One Nation, Under God

A Different Point of View

I’m having a difficult time accepting the perks of aging.

While I don’t hesitate to ask for senior discounts when available, I’m less apt to accept help in physical matters.

At the lumber yard last week, a concerned clerk offered to carry four small boxes of nails and a roll of tape to the cash register for me.

“Thanks,” I told him, “I’ve got it.”

He then asked what I was working on and when I told him it was a roof he said: “Hey, you be careful.”

I don’t know what prompted his concern. I was dressed like all the other guys in the place, even wearing a hooded sweatshirt with a construction company logo on it. I might have been a bit older than everyone else, but who could tell? Apparently, the clerk could. My sweatshirt, dirty ball cap, shorts and leather boots didn’t fool him.

I was an old man.

I needed help.

Where was this guy when I was hoisting the 2x8 rafters, I wondered?

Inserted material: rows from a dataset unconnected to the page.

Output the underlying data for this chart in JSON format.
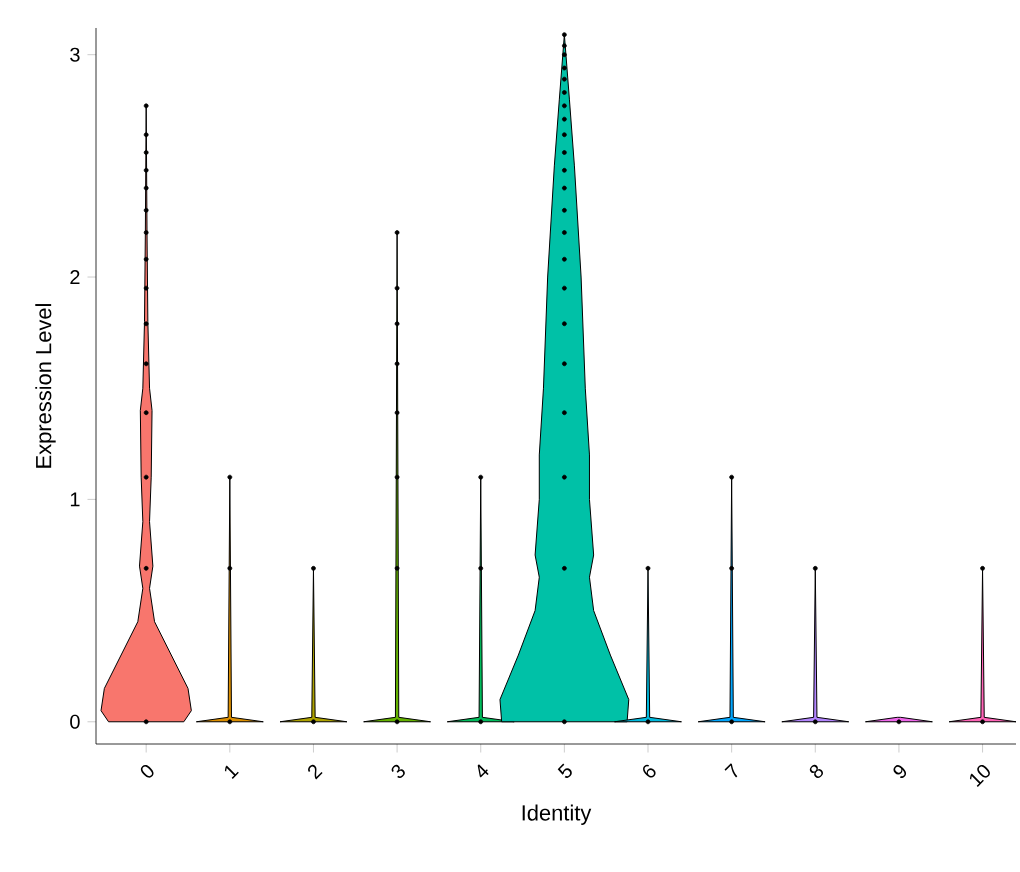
{
  "chart_data": {
    "type": "scatter",
    "xlabel": "Identity",
    "ylabel": "Expression Level",
    "xlim": [
      -0.6,
      10.4
    ],
    "xticks": [
      0,
      1,
      2,
      3,
      4,
      5,
      6,
      7,
      8,
      9,
      10
    ],
    "ylim": [
      -0.1,
      3.12
    ],
    "yticks": [
      0,
      1,
      2,
      3
    ],
    "series": [
      {
        "type": "area",
        "color": "#f8766d",
        "x": [
          0.45,
          0.54,
          0.5,
          0.3,
          0.1,
          0.04,
          0.08,
          0.04,
          0.06,
          0.07,
          0.04,
          0.02,
          0.01,
          0,
          -0.01,
          -0.02,
          -0.04,
          -0.07,
          -0.06,
          -0.04,
          -0.08,
          -0.04,
          -0.1,
          -0.3,
          -0.5,
          -0.54,
          -0.45
        ],
        "values": [
          0,
          0.05,
          0.15,
          0.3,
          0.45,
          0.6,
          0.7,
          0.9,
          1.1,
          1.4,
          1.5,
          1.8,
          2.2,
          2.77,
          2.2,
          1.8,
          1.5,
          1.4,
          1.1,
          0.9,
          0.7,
          0.6,
          0.45,
          0.3,
          0.15,
          0.05,
          0
        ]
      },
      {
        "type": "area",
        "color": "#db8e00",
        "x": [
          1.4,
          1.02,
          1,
          0.98,
          0.6
        ],
        "values": [
          0,
          0.02,
          1.1,
          0.02,
          0
        ]
      },
      {
        "type": "area",
        "color": "#aea200",
        "x": [
          2.4,
          2.02,
          2,
          1.98,
          1.6
        ],
        "values": [
          0,
          0.02,
          0.69,
          0.02,
          0
        ]
      },
      {
        "type": "area",
        "color": "#64b200",
        "x": [
          3.4,
          3.02,
          3,
          2.98,
          2.6
        ],
        "values": [
          0,
          0.02,
          2.2,
          0.02,
          0
        ]
      },
      {
        "type": "area",
        "color": "#00bd5c",
        "x": [
          4.4,
          4.02,
          4,
          3.98,
          3.6
        ],
        "values": [
          0,
          0.02,
          1.1,
          0.02,
          0
        ]
      },
      {
        "type": "area",
        "color": "#00c1a7",
        "x": [
          5.75,
          5.77,
          5.55,
          5.35,
          5.3,
          5.35,
          5.3,
          5.3,
          5.25,
          5.2,
          5.12,
          5.06,
          5,
          4.94,
          4.88,
          4.8,
          4.75,
          4.7,
          4.7,
          4.65,
          4.7,
          4.65,
          4.45,
          4.23,
          4.25
        ],
        "values": [
          0,
          0.1,
          0.3,
          0.5,
          0.65,
          0.75,
          1,
          1.2,
          1.5,
          2,
          2.5,
          2.8,
          3.09,
          2.8,
          2.5,
          2,
          1.5,
          1.2,
          1,
          0.75,
          0.65,
          0.5,
          0.3,
          0.1,
          0
        ]
      },
      {
        "type": "area",
        "color": "#00bade",
        "x": [
          6.4,
          6.02,
          6,
          5.98,
          5.6
        ],
        "values": [
          0,
          0.02,
          0.69,
          0.02,
          0
        ]
      },
      {
        "type": "area",
        "color": "#00a6ff",
        "x": [
          7.4,
          7.02,
          7,
          6.98,
          6.6
        ],
        "values": [
          0,
          0.02,
          1.1,
          0.02,
          0
        ]
      },
      {
        "type": "area",
        "color": "#b385ff",
        "x": [
          8.4,
          8.02,
          8,
          7.98,
          7.6
        ],
        "values": [
          0,
          0.02,
          0.69,
          0.02,
          0
        ]
      },
      {
        "type": "area",
        "color": "#ef67eb",
        "x": [
          9.4,
          9.02,
          8.98,
          8.6
        ],
        "values": [
          0,
          0.02,
          0.02,
          0
        ]
      },
      {
        "type": "area",
        "color": "#ff63b6",
        "x": [
          10.4,
          10.02,
          10,
          9.98,
          9.6
        ],
        "values": [
          0,
          0.02,
          0.69,
          0.02,
          0
        ]
      },
      {
        "color": "#000000",
        "marker": "circle",
        "x": [
          0,
          0,
          0,
          0,
          0,
          0,
          0,
          0,
          0,
          0,
          0,
          0,
          0,
          0,
          0
        ],
        "values": [
          0,
          0.69,
          1.1,
          1.39,
          1.61,
          1.79,
          1.95,
          2.08,
          2.2,
          2.3,
          2.4,
          2.48,
          2.56,
          2.64,
          2.77
        ]
      },
      {
        "color": "#000000",
        "marker": "circle",
        "x": [
          1,
          1,
          1
        ],
        "values": [
          0,
          0.69,
          1.1
        ]
      },
      {
        "color": "#000000",
        "marker": "circle",
        "x": [
          2,
          2
        ],
        "values": [
          0,
          0.69
        ]
      },
      {
        "color": "#000000",
        "marker": "circle",
        "x": [
          3,
          3,
          3,
          3,
          3,
          3,
          3,
          3
        ],
        "values": [
          0,
          0.69,
          1.1,
          1.39,
          1.61,
          1.79,
          1.95,
          2.2
        ]
      },
      {
        "color": "#000000",
        "marker": "circle",
        "x": [
          4,
          4,
          4
        ],
        "values": [
          0,
          0.69,
          1.1
        ]
      },
      {
        "color": "#000000",
        "marker": "circle",
        "x": [
          5,
          5,
          5,
          5,
          5,
          5,
          5,
          5,
          5,
          5,
          5,
          5,
          5,
          5,
          5,
          5,
          5,
          5,
          5,
          5,
          5,
          5
        ],
        "values": [
          0,
          0.69,
          1.1,
          1.39,
          1.61,
          1.79,
          1.95,
          2.08,
          2.2,
          2.3,
          2.4,
          2.48,
          2.56,
          2.64,
          2.71,
          2.77,
          2.83,
          2.89,
          2.94,
          3.0,
          3.04,
          3.09
        ]
      },
      {
        "color": "#000000",
        "marker": "circle",
        "x": [
          6,
          6
        ],
        "values": [
          0,
          0.69
        ]
      },
      {
        "color": "#000000",
        "marker": "circle",
        "x": [
          7,
          7,
          7
        ],
        "values": [
          0,
          0.69,
          1.1
        ]
      },
      {
        "color": "#000000",
        "marker": "circle",
        "x": [
          8,
          8
        ],
        "values": [
          0,
          0.69
        ]
      },
      {
        "color": "#000000",
        "marker": "circle",
        "x": [
          9
        ],
        "values": [
          0
        ]
      },
      {
        "color": "#000000",
        "marker": "circle",
        "x": [
          10,
          10
        ],
        "values": [
          0,
          0.69
        ]
      }
    ]
  }
}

But I thanked him again for his assistance and left the store. Climbing into my truck I glanced at the rearview mirror and saw an old man looking back at me.

Somewhat foolishly, I’ve always taken pride in doing hard, physical labor. I’m no stranger to the shovel or the drawknife. I’ve spent days dragging elk out of the mountains, lifted things I shouldn’t have, and remain convinced I still can.

Instead of a capable, can-do kind of guy, however, I’m now apparently looked at as someone who may need some help.

I need to embrace that even if it’s not in my genes.

My mother didn’t go quietly into old age. She remained active until the end, but refused to ride a three-wheeled bicycle or play shuffleboard because she said that’s what “old people did.”

For me, it’s accepting help. I’ve always been on the other end of that, and watching someone else carry my load while I carry nothing isn’t in me.

At least not yet.

Like a line from a country song, I’m not as good as I once was, but I’m as good once as I ever was.

It’s what I tell myself, anyway.

That wrinkled old gray-haired dude in the rearview mirror might disagree.